Politique

Ces élues françaises nous expliquent pourquoi elles seront à la Pride interdite de Budapest

POLITIQUE – Aux alentours de 14 heures ce samedi, la capitale française s’animera comme chaque dernier week-end de juin, pour célébrer les fiertés LGBT+ avec comme mot d’ordre « la lutte contre l’international réactionnaire ». Au même moment, c’est non sans crainte que d’autres en feront de même à Budapest, en Hongrie, alors que le gouvernement de Viktor Orban a interdit la marche des fiertés au nom de la protection des enfants et d’une loi homophobe votée cette année.

Ursula von der Leyen, la présidente de la commission européenne a beau avoir appelé le Premier ministre hongrois à autoriser la marche, il l’a accusée de traiter la Hongrie comme « un vassal ». « C’est trop mou et trop tard de toute façon, alors que ça fait des mois qu’on alerte », fustige à cet égard auprès du HuffPost l’eurodéputée écologiste Mélissa Camara.

Comme elle, une soixantaine d’eurodéputés, issues de la gauche et du centre seront dans la capitale hongroise. Parmi le contingent français, Raphaël Glucksmann, Emma Rafowicz, Fabienne Keller, ou encore la sénatrice française Mélanie Vogel. Pour l’insoumise Manon Aubry, co-présidente du groupe The Left au Parlement européen, l’enjeu du déplacement « est de donner de la visibilité, mais aussi de protéger les militants sur place par une présence politique massive ».

Faire pression sur les instances européennes

Tous entendent aussi alerter sur l’extrême droite, à laquelle « il ne faut pas laisser une once de terrain. Après la Hongrie, ça sera peut-être l’Italie ? », pointe Manon Aubry. « Quand on voit l’ambiance pesante au Parlement… Les trois groupes d’extrême droite sont complètement décomplexés, un député polonais m’a récemment demandé si je comptais venir au Parlement en muselière. Mais on est où ? », s’alarme Mélissa Camara. Toutes deux pointent le double discours du Rassemblement national, allié de Viktor Orban au sein des Patriotes, sur les questions LGBT+.

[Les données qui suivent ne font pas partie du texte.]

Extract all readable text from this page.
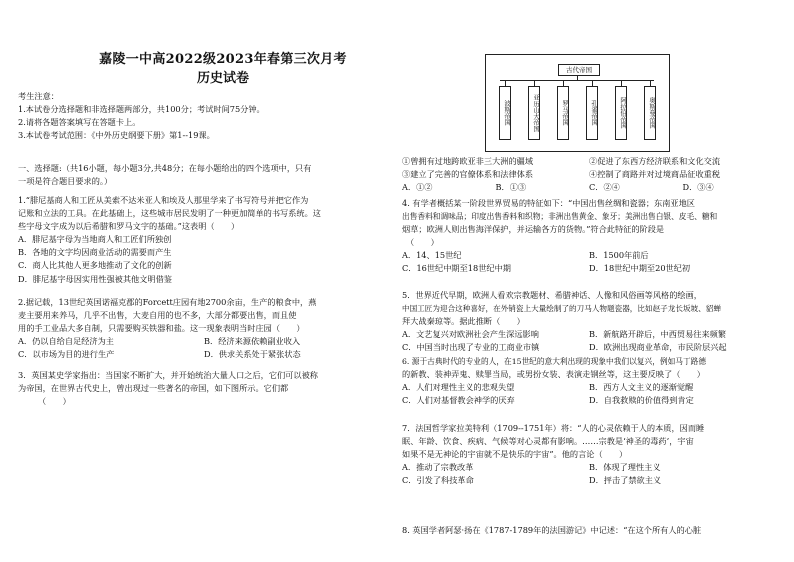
嘉陵一中高2022级2023年春第三次月考
历史试卷

考生注意：

1.本试卷分选择题和非选择题两部分，共100分；考试时间75分钟。

2.请将各题答案填写在答题卡上。

3.本试卷考试范围：《中外历史纲要下册》第1--19课。

一、选择题:（共16小题，每小题3分,共48分；在每小题给出的四个选项中，只有

一项是符合题目要求的。）

1.“腓尼基商人和工匠从美索不达米亚人和埃及人那里学来了书写符号并把它作为

记账和立法的工具。在此基础上，这些城市居民发明了一种更加简单的书写系统。这

些字母文字成为以后希腊和罗马文字的基础。”这表明（　　）

A．腓尼基字母为当地商人和工匠们所独创

B．各地的文字均因商业活动的需要而产生

C．商人比其他人更多地推动了文化的创新

D．腓尼基字母因实用性强被其他文明借鉴

2.据记载，13世纪英国诺福克郡的Forcett庄园有地2700余亩，生产的粮食中，燕

麦主要用来养马，几乎不出售，大麦自用的也不多，大部分都要出售，而且使

用的手工业品大多自制，只需要购买铁器和盐。这一现象表明当时庄园（　　）

A．仍以自给自足经济为主	B．经济来源依赖副业收入
C．以市场为目的进行生产	D．供求关系处于紧张状态

3．英国某史学家指出：当国家不断扩大，并开始统治大量人口之后，它们可以被称

为帝国，在世界古代史上，曾出现过一些著名的帝国，如下图所示。它们都

（　　）

古代帝国
波斯帝国	亚历山大帝国	罗马帝国	孔雀帝国	阿拉伯帝国	奥斯曼帝国
①曾拥有过地跨欧亚非三大洲的疆域	②促进了东西方经济联系和文化交流
③建立了完善的官僚体系和法律体系	④控制了商路并对过境商品征收重税
A．①②	B．①③	C．②④	D．③④

4. 有学者概括某一阶段世界贸易的特征如下：“中国出售丝绸和瓷器；东南亚地区

出售香料和调味品；印度出售香料和织物；非洲出售黄金、象牙；美洲出售白银、皮毛、糖和

烟草；欧洲人则出售海洋保护，并运输各方的货物。”符合此特征的阶段是

（　　）

A．14、15世纪	B．1500年前后
C．16世纪中期至18世纪中期	D．18世纪中期至20世纪初

5．世界近代早期，欧洲人看欢宗教题材、希腊神话、人像和风俗画等风格的绘画，

中国工匠为迎合这种喜好，在外销瓷上大量绘制了的刀马人物题瓷器，比如赵子龙长坂坡、貂蝉

拜大战秦琼等。据此推断（　　）

A．文艺复兴对欧洲社会产生深远影响	B．新航路开辟后，中西贸易往来频繁
C．中国当时出现了专业的工商业市镇	D．欧洲出现商业革命，市民阶层兴起

6. 源于古典时代的专业的人，在15世纪的意大利出现的现象中我们以复兴，例如马丁路德

的新教、装神弄鬼、赎罪当局，或男扮女装、表演走钢丝等，这主要反映了（　　）

A．人们对理性主义的悲观失望	B．西方人文主义的逐渐觉醒
C．人们对基督教会神学的厌弃	D．自我救赎的价值得到肯定

7．法国哲学家拉美特利（1709--1751年）将：“人的心灵依赖于人的本质，因而睡

眠、年龄、饮食、疾病、气候等对心灵都有影响。……宗教是‘神圣的毒药’，宇宙

如果不是无神论的宇宙就不是快乐的宇宙”。他的言论（　　）

A．推动了宗教改革	B．体现了理性主义
C．引发了科技革命	D．抨击了禁欲主义

8. 英国学者阿瑟·扬在《1787-1789年的法国游记》中记述：“在这个所有人的心脏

« En interdisant cette marche, Viktor Orban légitime quelque part l’usage de la violence à l’égard des personnes LGBT+. Nous, nous allons marcher avec bienveillance, et pour envoyer un message de soutien à toutes les personnes LGBT+ en Hongrie, et en Europe », abonde l’eurodéputée et présidente du groupe libéral Renew, Valérie Hayer, jointe par téléphone.

Et après ? Pour la tête de liste macroniste aux européennes de 2024, il s’agit de faire aussi pression sur les États membres pour accentuer les sanctions. « Avec l’article 7 du traité de l’UE, on peut suspendre les droits de vote d’un État membre. Nous voulons réenclencher cette procédure qui nécessite l’unanimité des 26 autres. La dernière fois la Pologne s’y était opposée », détaille Valérie Hayer. La Hongrie a par ailleurs déjà été visée par plusieurs procédures de fonds européens. « Ce sera une journée historique, prédit même l’eurodéputée socialiste Chloé Ridel. Il s’agit vraiment de réaffirmer les valeurs européennes face à l’extrême droite et à Viktor Orban ».

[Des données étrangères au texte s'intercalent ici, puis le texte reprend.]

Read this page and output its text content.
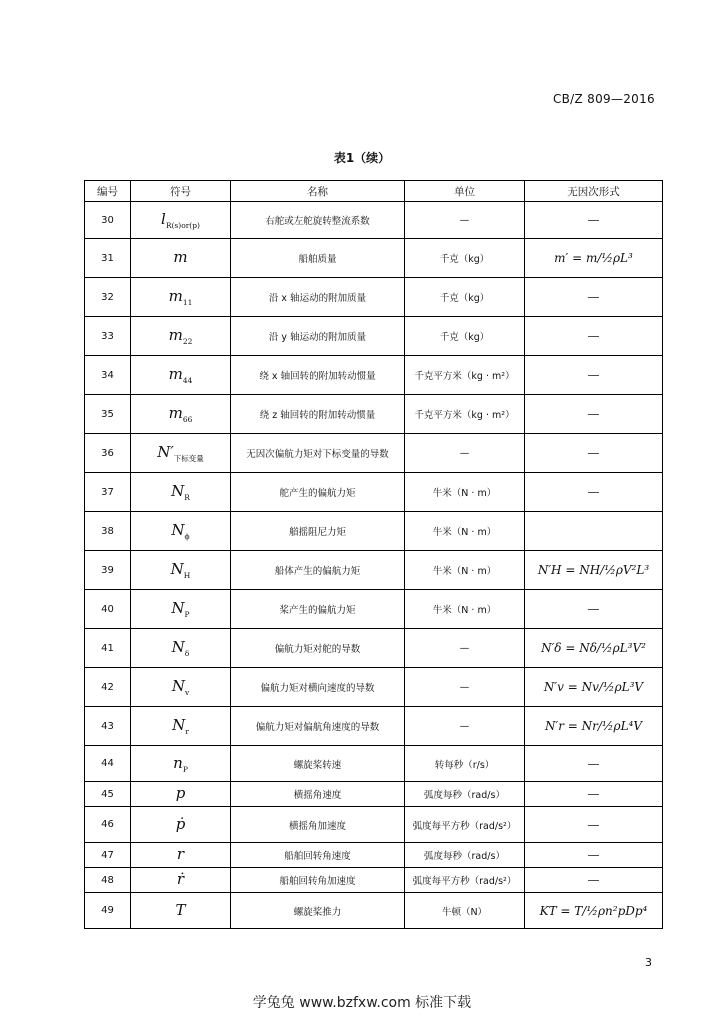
CB/Z 809—2016
表1（续）
编号	符号	名称	单位	无因次形式
30	$l_{R(s)or(p)}$	右舵或左舵旋转整流系数	—	—
31	m	船舶质量	千克（kg）	m′ = m/½ρL³
32	$m_{11}$	沿 x 轴运动的附加质量	千克（kg）	—
33	$m_{22}$	沿 y 轴运动的附加质量	千克（kg）	—
34	$m_{44}$	绕 x 轴回转的附加转动惯量	千克平方米（kg · m²）	—
35	$m_{66}$	绕 z 轴回转的附加转动惯量	千克平方米（kg · m²）	—
36	$N'_{下标变量}$	无因次偏航力矩对下标变量的导数	—	—
37	$N_R$	舵产生的偏航力矩	牛米（N · m）	—
38	$N_\phi$	艏摇阻尼力矩	牛米（N · m）	
39	$N_H$	船体产生的偏航力矩	牛米（N · m）	N′H = NH/½ρV²L³
40	$N_P$	桨产生的偏航力矩	牛米（N · m）	—
41	$N_\delta$	偏航力矩对舵的导数	—	N′δ = Nδ/½ρL³V²
42	$N_v$	偏航力矩对横向速度的导数	—	N′v = Nv/½ρL³V
43	$N_r$	偏航力矩对偏航角速度的导数	—	N′r = Nr/½ρL⁴V
44	$n_P$	螺旋桨转速	转每秒（r/s）	—
45	p	横摇角速度	弧度每秒（rad/s）	—
46	ṗ	横摇角加速度	弧度每平方秒（rad/s²）	—
47	r	船舶回转角速度	弧度每秒（rad/s）	—
48	ṙ	船舶回转角加速度	弧度每平方秒（rad/s²）	—
49	T	螺旋桨推力	牛顿（N）	KT = T/½ρn²pDp⁴
3
学兔兔 www.bzfxw.com 标准下载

Des questions de sécurité ?

La France enverra par ailleurs sur place son ambassadeur aux droits des personnes LGBT Jean-Marc Berthon. Une décision annoncée notamment par Aurore Bergé. La Commissaire européenne chargée de l’Égalité, la Belge Hadja Lahbib, est également attendue dans la journée à Budapest. Elle tiendra une conférence aux côtés du maire de la capitale.

La manifestation étant interdite, ses participants s’exposent à une amende voire à une peine de prison. Une situation risquée pour les parlementaires européens ? Toutes les élues politiques contactées pointent un « coût » politique important, voire « désastreux » si les autorités hongroises devaient s’en prendre à des élus de Bruxelles. Le dirigeant hongrois a pour l’instant écarté toute intervention des forces de l’ordre mais il a mis en garde les participants contre les conséquences légales.

Quant à la question de l’immunité parlementaire, elle n’est pas sans poser un certain casse-tête. Si Manon Aubry rappelle qu’« elle ne s’applique pas en cas de flagrant délit et si les faits contreviennent aux lois nationales », on pointe du côté de Chloé Ridel qu’il est en réalité très difficile de casser cette immunité. Il n’empêche que la marche et la présence des élus, n’est pas sans susciter quelques inquiétudes au sein des instances administratives européennes, en matière sécuritaire. Plusieurs contre-manifestations d’extrême droite ont été autorisées, laissant craindre des échauffourées.